Début 2020, Pietro Marcello, Francesco Munzi et Alice Rohrwacher entamaient le tournage d’un film à travers l’Italie, Futura, à la rencontre de garçons et de filles pas encore sortis de l’adolescence, pour les écouter raconter leurs rêves et leurs visions de l’avenir. Hasard ou mauvais présage, leur film fut interrompu par la pandémie de Covid-19 et devint du même coup un témoignage inédit sur une génération confrontée à un futur qui paraissait soudain plus incertain. Ce n’est pourtant pas pour ses lendemains qui déchantent que le film m’a interpellée, mais pour une espèce d’amnésie du passé qui surgit de manière inattendue au détour d’une séquence. À Gênes, Alice Rohrwacher discute avec des lycéens de la Scuola Diaz. Elle évoque son émotion au souvenir de la tragédie du contre-sommet du G8 qui s’est jouée entre ces murs, dans la nuit du 21 juillet 2001. Silence surpris de ses interlocuteurs. Aucun n’a connaissance des faits, et le G8 ne leur évoque que de vagues récits de ville fortifiée pour accueillir les chefs des États les plus puissants de la planète. Elle leur raconte alors le raid de la police dans l’école qui abritait le centre des médias alternatifs et où dormaient cette nuit-là une centaine de personnes. L’un d’entre eux semble se souvenir de l’histoire d’un garçon qui avait été tué ailleurs dans la ville, mais sans doute le garçon, comme ceux qui dormaient dans l’école, avaient-ils des choses à se reprocher, car on n’est jamais victime de répression policière sans raison.

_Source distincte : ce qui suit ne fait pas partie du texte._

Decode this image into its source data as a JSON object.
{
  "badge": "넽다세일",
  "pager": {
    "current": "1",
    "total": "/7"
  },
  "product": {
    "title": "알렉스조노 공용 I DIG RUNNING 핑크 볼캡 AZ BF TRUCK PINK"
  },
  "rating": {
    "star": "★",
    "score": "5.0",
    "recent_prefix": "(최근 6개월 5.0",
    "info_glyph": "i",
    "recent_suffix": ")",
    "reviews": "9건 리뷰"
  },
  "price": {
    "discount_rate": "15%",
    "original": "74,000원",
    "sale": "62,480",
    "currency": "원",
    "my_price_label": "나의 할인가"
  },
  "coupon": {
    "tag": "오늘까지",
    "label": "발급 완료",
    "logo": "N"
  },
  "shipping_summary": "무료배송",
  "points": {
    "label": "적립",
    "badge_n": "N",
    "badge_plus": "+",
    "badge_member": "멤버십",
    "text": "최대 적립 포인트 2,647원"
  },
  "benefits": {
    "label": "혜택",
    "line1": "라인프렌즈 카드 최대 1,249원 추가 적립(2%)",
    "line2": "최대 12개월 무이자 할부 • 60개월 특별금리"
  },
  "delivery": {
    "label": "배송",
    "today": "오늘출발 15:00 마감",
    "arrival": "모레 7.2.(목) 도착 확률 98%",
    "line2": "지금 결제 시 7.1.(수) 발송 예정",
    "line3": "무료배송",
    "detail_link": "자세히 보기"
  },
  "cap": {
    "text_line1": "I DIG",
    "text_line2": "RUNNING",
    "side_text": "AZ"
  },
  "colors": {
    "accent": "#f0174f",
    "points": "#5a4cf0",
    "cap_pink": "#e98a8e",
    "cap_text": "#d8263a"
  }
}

En 2021, ces jeunes gens de l’école Diaz, qui n’étaient pas nés il y a vingt ans, ne peuvent imaginer qu’on puisse être battu et massacré sans avoir commis quelque crime, tandis qu’Alice Rohrwacher, qui avait une vingtaine d’années en 2001, ne peut revenir à Gênes sans voir resurgir les images d’une ville transformée en champ de bataille où les forces de l’ordre confondaient les manifestants altermondialistes avec l’ennemi. L’écart entre la mémoire douloureuse d’un côté, et l’amnésie ou l’ignorance de l’autre, se mesure à l’aune de cette incompréhension réciproque, qui témoigne peut-être moins de la différence des générations et de la dépolitisation d’une partie de la jeunesse (après tout, il y a sans doute d’autres jeunes gens du même âge que ceux-ci qui n’ignorent rien des événements de 2001) que de la conflictualité des mémoires et de ce qu’on n’hérite pas des mêmes blessures ni de la même histoire.

Retour à Gênes

Quels récits subsistent de ces journées de mobilisation de juillet 2001 ? Quelles mémoires en ont été transmises ? Quelles images en constituent l’archive collective ? Celles et ceux qui y étaient ne savent pas toujours par où entamer leurs récits. Pour certains, Gênes fut l’aboutissement d’un répertoire d’action militant aussi bien que de logiques médiatiques et policières qui s’étaient sédimentés au fil des contre-sommets – à Seattle en 1999, à Prague en 2000 ou encore à Göteborg en juin 2001, où la police suédoise avait tiré à balles réelles sur les manifestants. Pour d’autres, elle fut une fête désenchantée, qui devait sonner le glas du mouvement altermondialiste né deux ans plus tôt : « Aujourd’hui, il faudrait cheminer à rebours, retrouver le souvenir des petites routes alpestres parcourues dans un rêve puéril de clandestins. (…) Un été 2001. Cela commence comme un teen movie, les affects jetés en vrac.[1] » Moment fondateur et rupture, creuset de modes d’action et traumatisme, histoire de la violence et affects militants, Gênes fut tout cela à la fois. En déplier l’héritage aujourd’hui n’est pas chose aisée, d’autant qu’aucune action judiciaire n’a permis d’en exorciser les blessures : il y a bien eu par exemple un « procès de l’école Diaz » en 2008, lors duquel des responsables de la police italienne ont été condamnés pour coups et blessures et falsification de preuves (on avait trouvé dans l’école des cocktails Molotov dont il fut ensuite prouvé qu’ils avaient été introduits par les policiers eux-mêmes). Aucun d’entre eux n’a cependant purgé sa peine, exemptés par une loi d’amnistie de 2006. À la différence des policiers, dix militants ont été poursuivis et lourdement condamnés pour avoir causé des dommages matériels, en vertu d’une loi « dévastation et saccage » héritée du régime de Mussolini. Parmi eux, Vincenzo Vecchi, résidant dans un petit village du Morbihan, fait aujourd’hui encore l’objet d’une demande d’extradition par l’Italie. Mais l’héritage de Gênes ne concerne ni ses seuls protagonistes ni les événements du passé, car cette histoire nous parle du présent : celui d’une « stratégie de la tension » érigée en modèle de contrôle social, celui de violences policières qui se comptent en morts et en mutilés, celui d’une « bataille des images[2] » qui a vu s’ériger l’une contre l’autre la rhétorique de la preuve et le soupçon complotiste à travers les usages médiatiques, politiques et judiciaires des images.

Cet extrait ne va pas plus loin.